Two relics of Jersey City’s industrial past that are only four blocks from each other are presently worlds apart, with one undergoing a building boom and the other being fought over as potential open space.
The two structures in question are both former elevated freight lines that run through Hamilton Park, one being on 10th Street and the other being the Sixth Street Embankment. Formerly known as the Harsimus Branch of Pennsylvania Railroad, the rail lines carried goods to and from the waterfront starting in 1902 through the 1970s before being turned over to shipping giant Conrail.
On top of the 10th Street Embankment, LeFrak is building the Embankment House, a six story building with 163 residential units. LeFrak, the architect of Jersey City’s Newport neighborhood, has also been given approvals for an identical building across the street on the embankment nestled between Coles and Monmouth Streets.
On the other side of the tale of two rail lines, developer Steve Hyman purchased the Sixth Street Embankment from Conrail in 2005 for $3 million, also intending to build residential housing on it. But the property has been tied up in litigation for over ten years, still remaining vacant to this day.
So why is LeFrak allowed to build housing on the 10th Street embankment, but development has been blocked on Sixth Street? Because Conrail abandoned the 10th Street embankment in accordance with federal law in 1984, but did not receive federal approval to abandon the Sixth Street line, saying that the structure contained only a spur rather than a full-blown rail line.

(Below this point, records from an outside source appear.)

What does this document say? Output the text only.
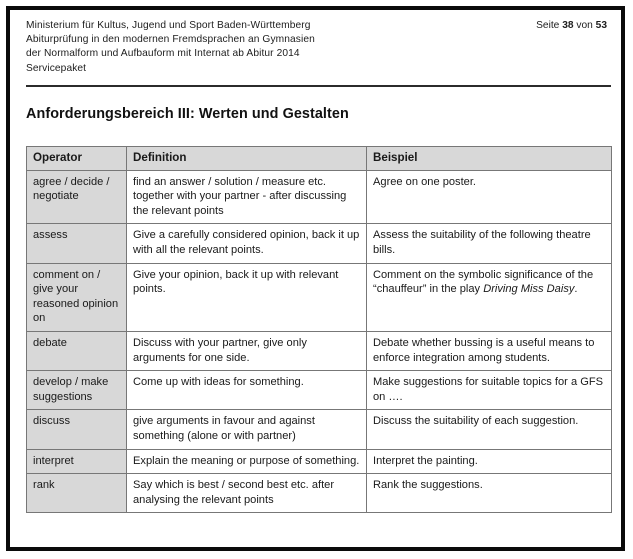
Ministerium für Kultus, Jugend und Sport Baden-Württemberg
Abiturprüfung in den modernen Fremdsprachen an Gymnasien
der Normalform und Aufbauform mit Internat ab Abitur 2014
Servicepaket
Seite 38 von 53
Anforderungsbereich III: Werten und Gestalten
Operator	Definition	Beispiel
agree / decide / negotiate	find an answer / solution / measure etc. together with your partner - after discussing the relevant points	Agree on one poster.
assess	Give a carefully considered opinion, back it up with all the relevant points.	Assess the suitability of the following theatre bills.
comment on / give your reasoned opinion on	Give your opinion, back it up with relevant points.	Comment on the symbolic significance of the “chauffeur” in the play Driving Miss Daisy.
debate	Discuss with your partner, give only arguments for one side.	Debate whether bussing is a useful means to enforce integration among students.
develop / make suggestions	Come up with ideas for something.	Make suggestions for suitable topics for a GFS on ….
discuss	give arguments in favour and against something (alone or with partner)	Discuss the suitability of each suggestion.
interpret	Explain the meaning or purpose of something.	Interpret the painting.
rank	Say which is best / second best etc. after analysing the relevant points	Rank the suggestions.
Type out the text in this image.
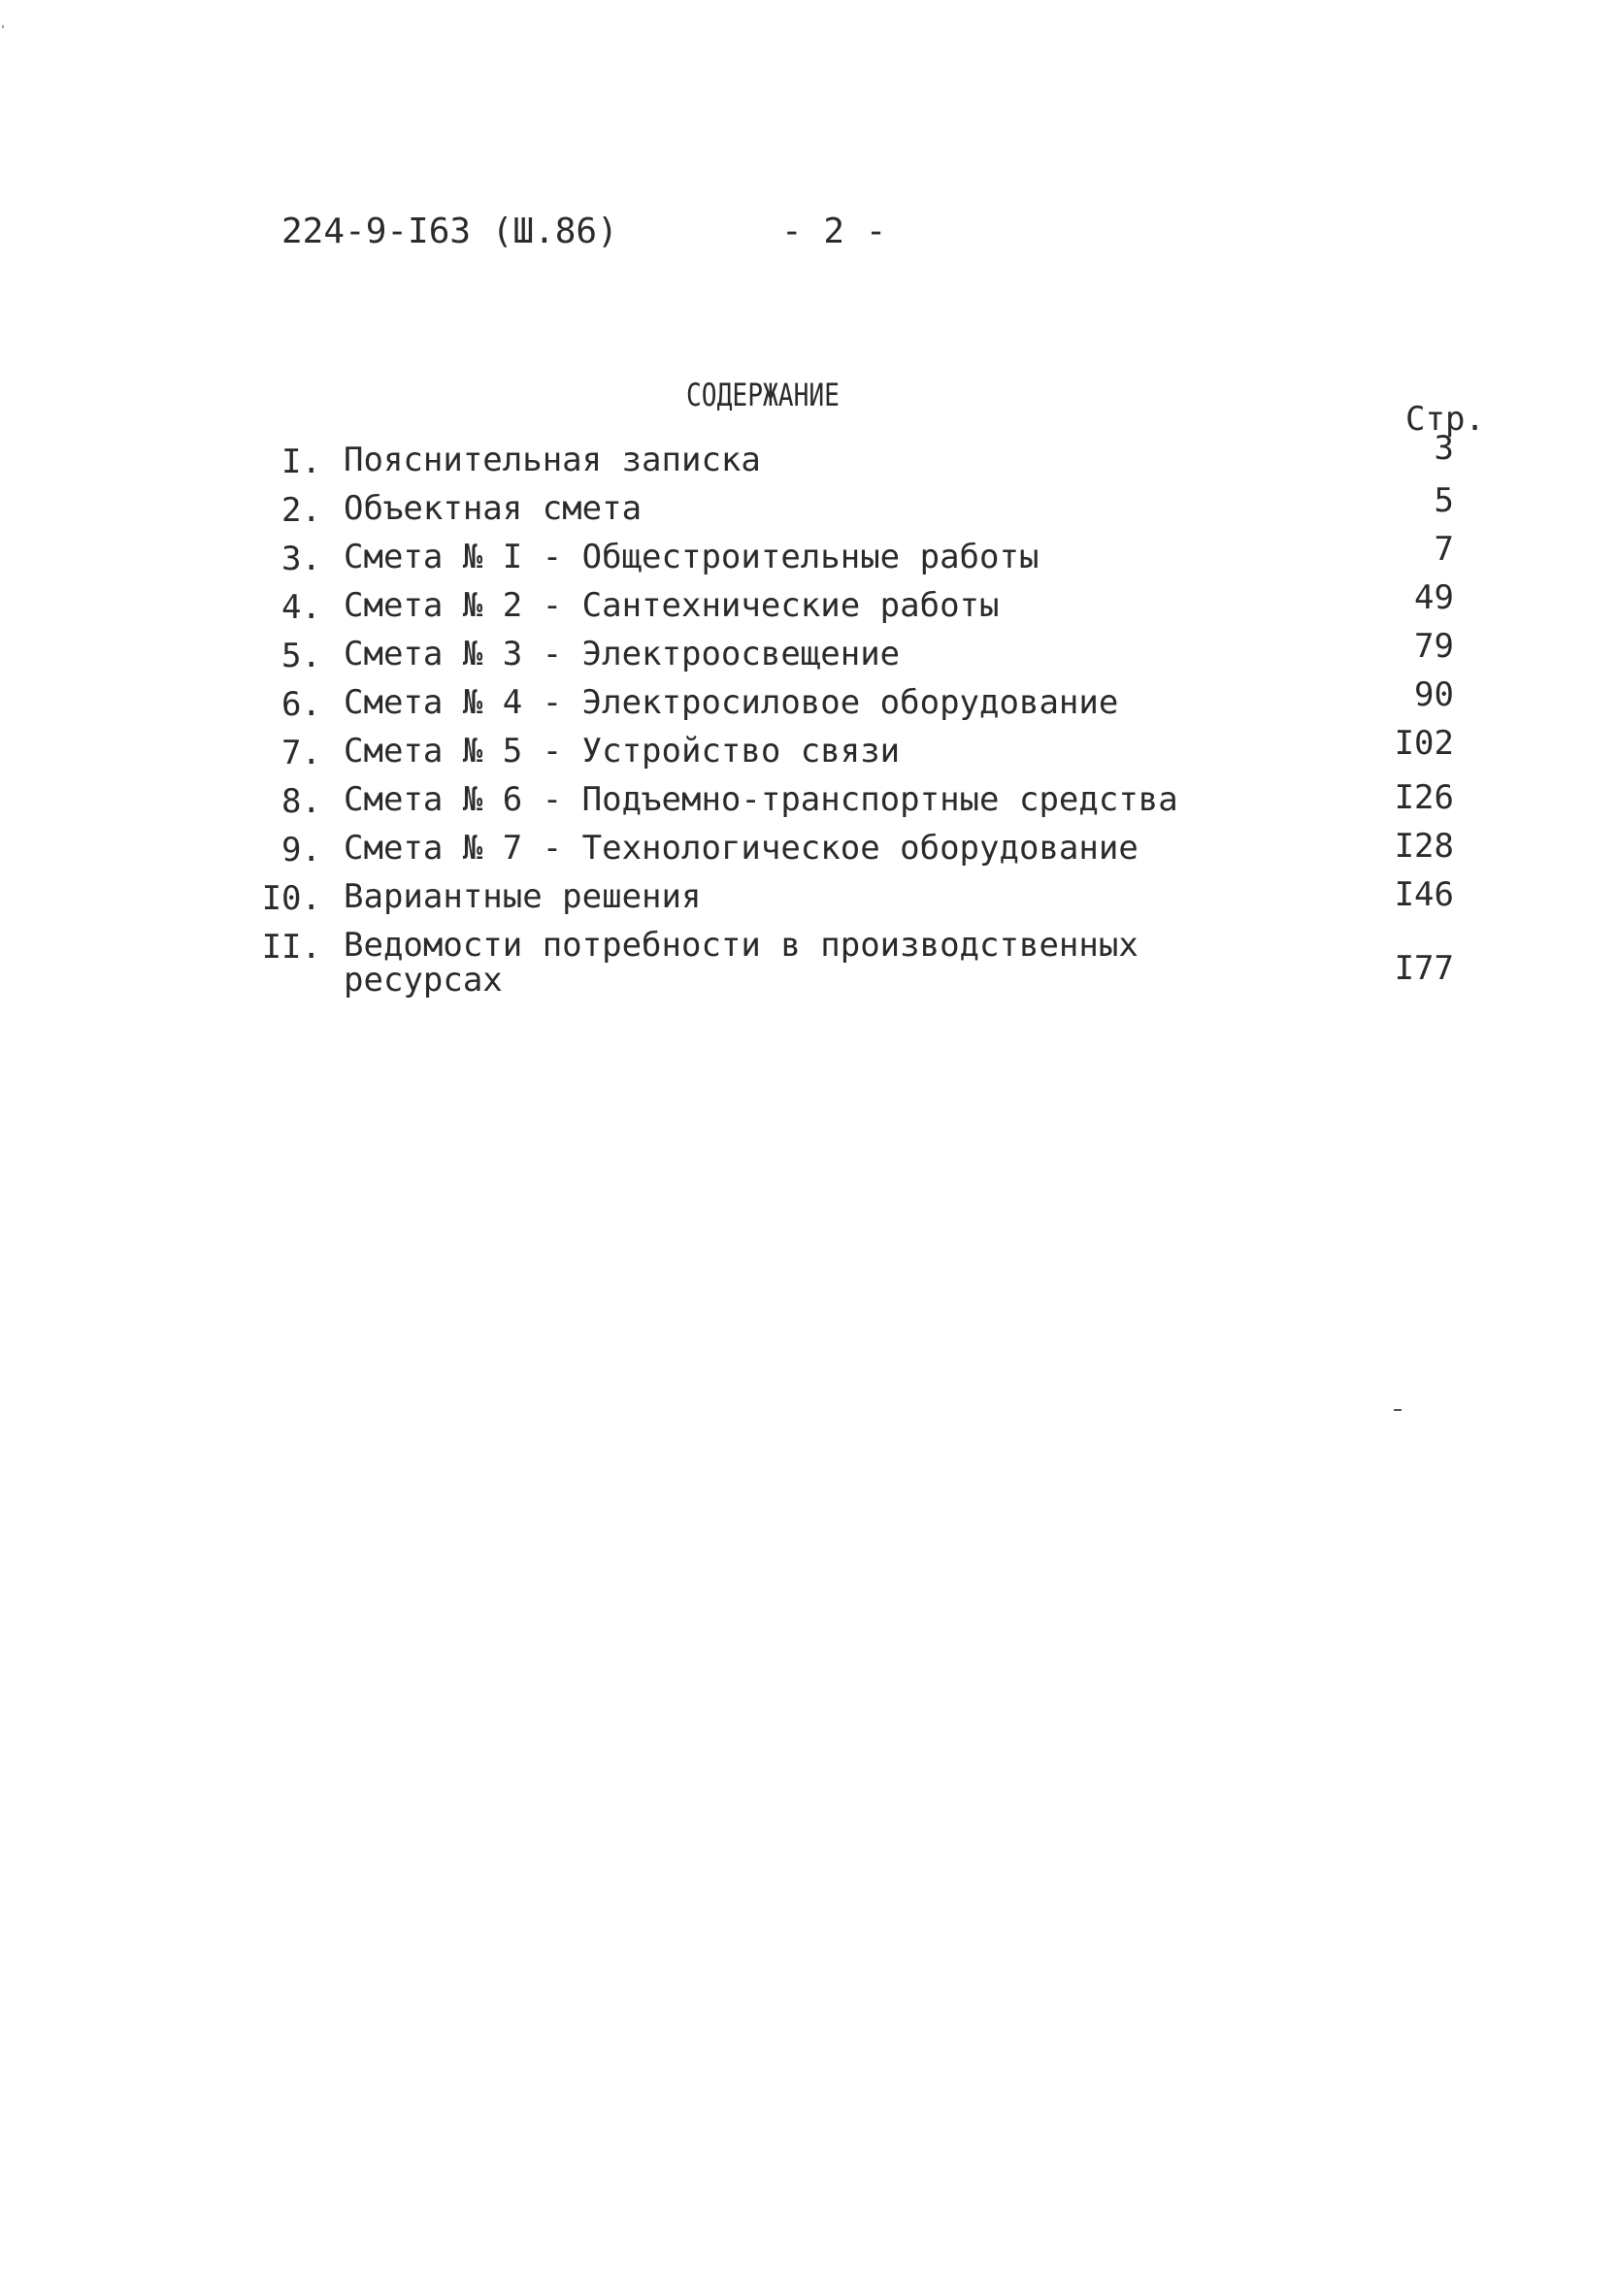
224-9-I63 (Ш.86)	- 2 -
СОДЕРЖАНИЕ
Стр.
I. Пояснительная записка	3
2. Объектная смета	5
3. Смета № I - Общестроительные работы	7
4. Смета № 2 - Сантехнические работы	49
5. Смета № 3 - Электроосвещение	79
6. Смета № 4 - Электросиловое оборудование	90
7. Смета № 5 - Устройство связи	I02
8. Смета № 6 - Подъемно-транспортные средства	I26
9. Смета № 7 - Технологическое оборудование	I28
I0. Вариантные решения	I46
II. Ведомости потребности в производственных
ресурсах	I77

Because of this, the city initially argued in court that because Conrail didn’t get authorization from the Surface Transportation Board (STB) to legally abandon the embankment, they should have offered the property to public entities before it was sold to Hyman. The courts have frequently agreed and a Federal Judge ruled in favor of the city on the matter in 2013, which was reinforced by a STB decision that was handed down in 2014.
City officials and several community groups have been seeking to preserve the property as open space and create an elevated park akin to Manhattan’s High Line, also built on a formerly abandoned rail line. The Harsimus Stem Embankment Preservation Coalition, a local nonprofit formed in 1998, has been leading the charge and has designed several blueprints for what the park could look like.
Last month, the city council adopted an ordinance to fund the purchase of the Sixth Street Embankment, stating they wished to run a new rail line there. The ordinance, which sets aside $5.7 million to purchase the property, is largely a strategic move so that the city can get a chance to make its argument before the STB, with the goal of taking over the property and eventually turning it into a park.
Hyman has said he’s spent over $25 million on legal fees in his attempt to hold onto the Embankment. The fight has at times turned personal, with Hyman claiming the city is perpetrating “one falsehood after another” and the city’s spokesperson calling him “delusional.” Despite many attempts to negotiate a settlement by both sides over the years, the battle over the Sixth Street Embankment doesn’t appear to have a clear end in sight as it enters its second decade.